Marketing has many definitions. Definitions that focus on customer needs and that are customer-oriented can be used to explain the success of an organization much more clearly. Marketing can be defined as the process through which potential clients and customers who are willing and able to buy are enticed to buy your products or services.

According to American Marketing Association, marketing is defined as “the process, the activity, and set of institutions for communicating, creating, exchanging and delivering offerings that have value for clients, customers, partners, and society at large.” (Armstrong & Kotler, 2011).

According to the Chartered Institute of Marketing, marketing is defined as “The process of management used to identify, anticipate and satisfy customer requirements with the aim of making profits.” (Kotler & Keller, 2012). This article will discuss the importance of marketing in organizational success based on the foregoing definitions.

Importance of Marketing in an Organisation

An organization can only succeed when proper marketing strategies are put in place. Marketing determines the nature of an organization’s production and distribution channels for its products.

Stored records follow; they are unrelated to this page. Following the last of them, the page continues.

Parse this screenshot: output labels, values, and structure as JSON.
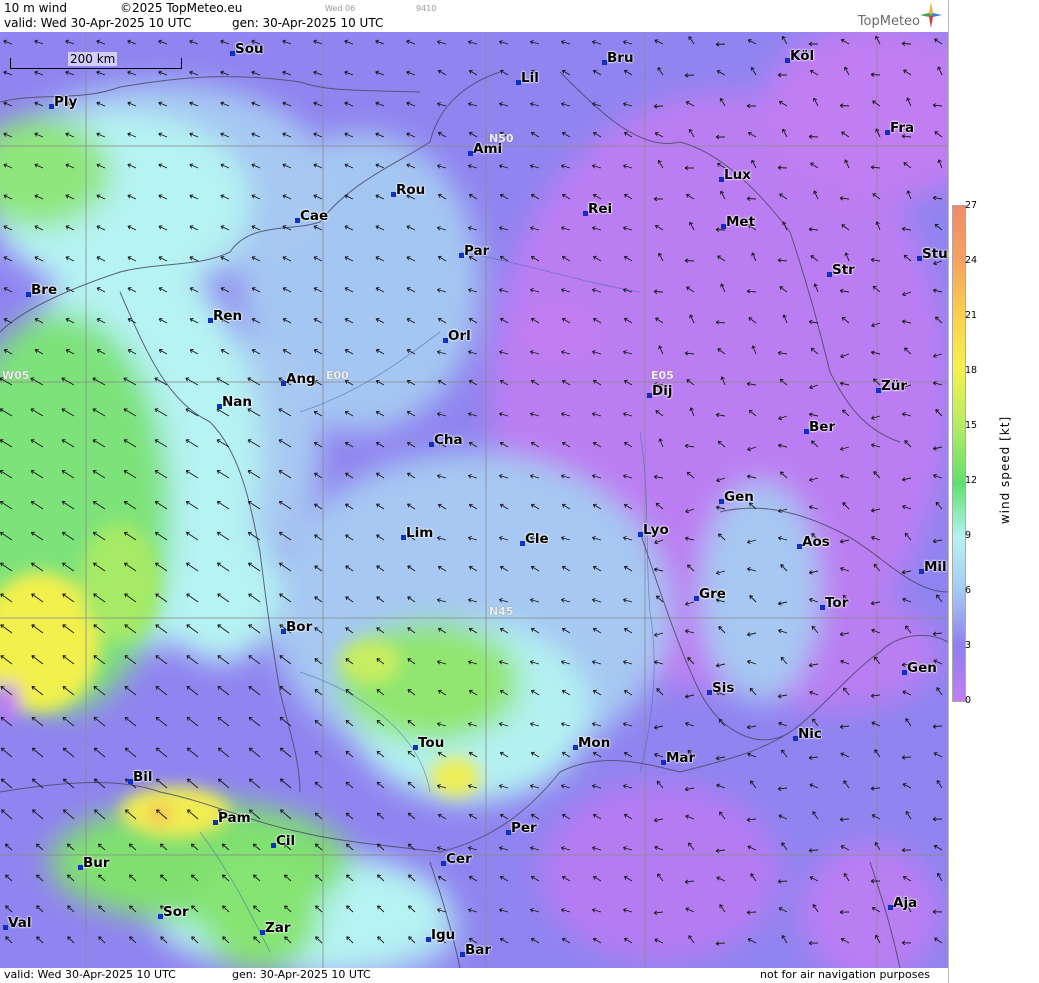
{
  "header": {
    "product": "10 m wind",
    "copyright": "©2025 TopMeteo.eu",
    "run_day": "Wed 06",
    "code": "9410",
    "valid": "valid:  Wed  30-Apr-2025  10 UTC",
    "generated": "gen: 30-Apr-2025 10 UTC",
    "brand": "TopMeteo"
  },
  "footer": {
    "valid": "valid:  Wed  30-Apr-2025  10 UTC",
    "generated": "gen: 30-Apr-2025 10 UTC",
    "disclaimer": "not for air navigation purposes"
  },
  "scale": {
    "label": "200 km"
  },
  "grid_labels": {
    "n50": "N50",
    "n45": "N45",
    "w05": "W05",
    "e00": "E00",
    "e05": "E05"
  },
  "legend": {
    "title": "wind speed [kt]",
    "ticks": [
      "27",
      "24",
      "21",
      "18",
      "15",
      "12",
      "9",
      "6",
      "3",
      "0"
    ],
    "colors": [
      "#f08a6a",
      "#f7a25f",
      "#fbd04e",
      "#f4f14e",
      "#b8ec63",
      "#5ee06c",
      "#b6f3f3",
      "#a6c8f2",
      "#8f7ef0",
      "#c27df2"
    ]
  },
  "cities": [
    {
      "name": "Sou"
    },
    {
      "name": "Bru"
    },
    {
      "name": "Köl"
    },
    {
      "name": "Ply"
    },
    {
      "name": "Lil"
    },
    {
      "name": "Fra"
    },
    {
      "name": "Ami"
    },
    {
      "name": "Lux"
    },
    {
      "name": "Rou"
    },
    {
      "name": "Cae"
    },
    {
      "name": "Rei"
    },
    {
      "name": "Met"
    },
    {
      "name": "Par"
    },
    {
      "name": "Stu"
    },
    {
      "name": "Str"
    },
    {
      "name": "Bre"
    },
    {
      "name": "Ren"
    },
    {
      "name": "Orl"
    },
    {
      "name": "Ang"
    },
    {
      "name": "Nan"
    },
    {
      "name": "Dij"
    },
    {
      "name": "Zür"
    },
    {
      "name": "Ber"
    },
    {
      "name": "Cha"
    },
    {
      "name": "Gen"
    },
    {
      "name": "Lim"
    },
    {
      "name": "Cle"
    },
    {
      "name": "Lyo"
    },
    {
      "name": "Aos"
    },
    {
      "name": "Mil"
    },
    {
      "name": "Gre"
    },
    {
      "name": "Tor"
    },
    {
      "name": "Bor"
    },
    {
      "name": "Gen"
    },
    {
      "name": "Sis"
    },
    {
      "name": "Nic"
    },
    {
      "name": "Tou"
    },
    {
      "name": "Mon"
    },
    {
      "name": "Mar"
    },
    {
      "name": "Bil"
    },
    {
      "name": "Pam"
    },
    {
      "name": "Cil"
    },
    {
      "name": "Per"
    },
    {
      "name": "Cer"
    },
    {
      "name": "Bur"
    },
    {
      "name": "Sor"
    },
    {
      "name": "Zar"
    },
    {
      "name": "Aja"
    },
    {
      "name": "Val"
    },
    {
      "name": "Igu"
    },
    {
      "name": "Bar"
    }
  ]
}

Marketing deals with boosting sales, advertisements, public relations, and promotions.

The most fundamental importance of marketing to an organization is that it helps build a reputation. Marketers find it easier to subdue the entire market by creating a brand name through which customers can recognize their organization.

This technique which is also called brand recall, helps consumers easily distinguish the organization’s products from those of competitors. The aim of this technique is to increase brand loyalty by creating a brand name that is easily identifiable through logos, images, or captions that are advertised through media (Armstrong & Kotler, 2011).

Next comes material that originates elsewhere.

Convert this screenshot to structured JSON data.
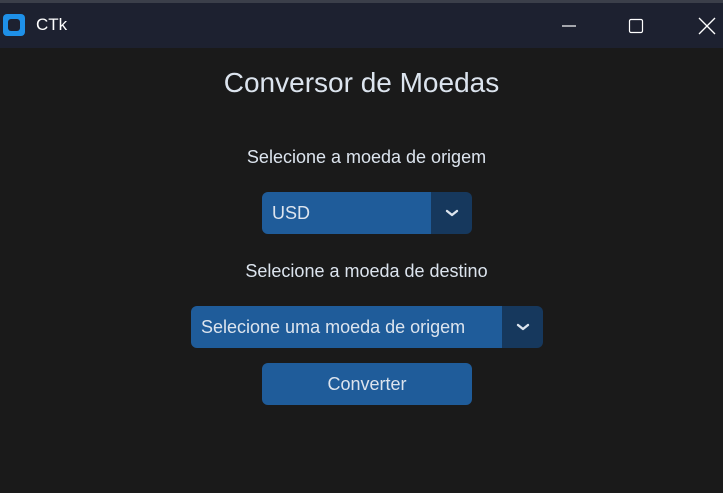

Through marketing, an organization is able to create awareness for its products. The primary goal of marketing is to get the product or service recognized by prospective customers. It would be unrealistic to assume that customers can find out about an organization all by themselves, especially if it has no reputation in the industry.

Thus, it would be proper for an upcoming organization to make your company known through consistent promotions and advertisements. This is an expensive exercise that eventually pays off when prospective buyers are duly informed of the benefits of utilizing a company’s products or services.

Marketing helps an organization boost its product sales and increases the growth of revenues. Any form of marketing, be it online or offline, radio, newspaper, TV, and so on, is sure to generate sales once the public learns about an organization’s products.

An organization seeking to increase its production capacity and drive sales must consider allocating enough funds to the marketing department, which in turn should develop strategic and effective marketing plans to achieve this objective.

The roles just discussed are based on the definition of marketing as a process that is customer oriented. Since customers have their preferences, product quality would not be enough to ensure sustained sales. Thus, an efficient marketing strategy would be that which targets the customer’s needs.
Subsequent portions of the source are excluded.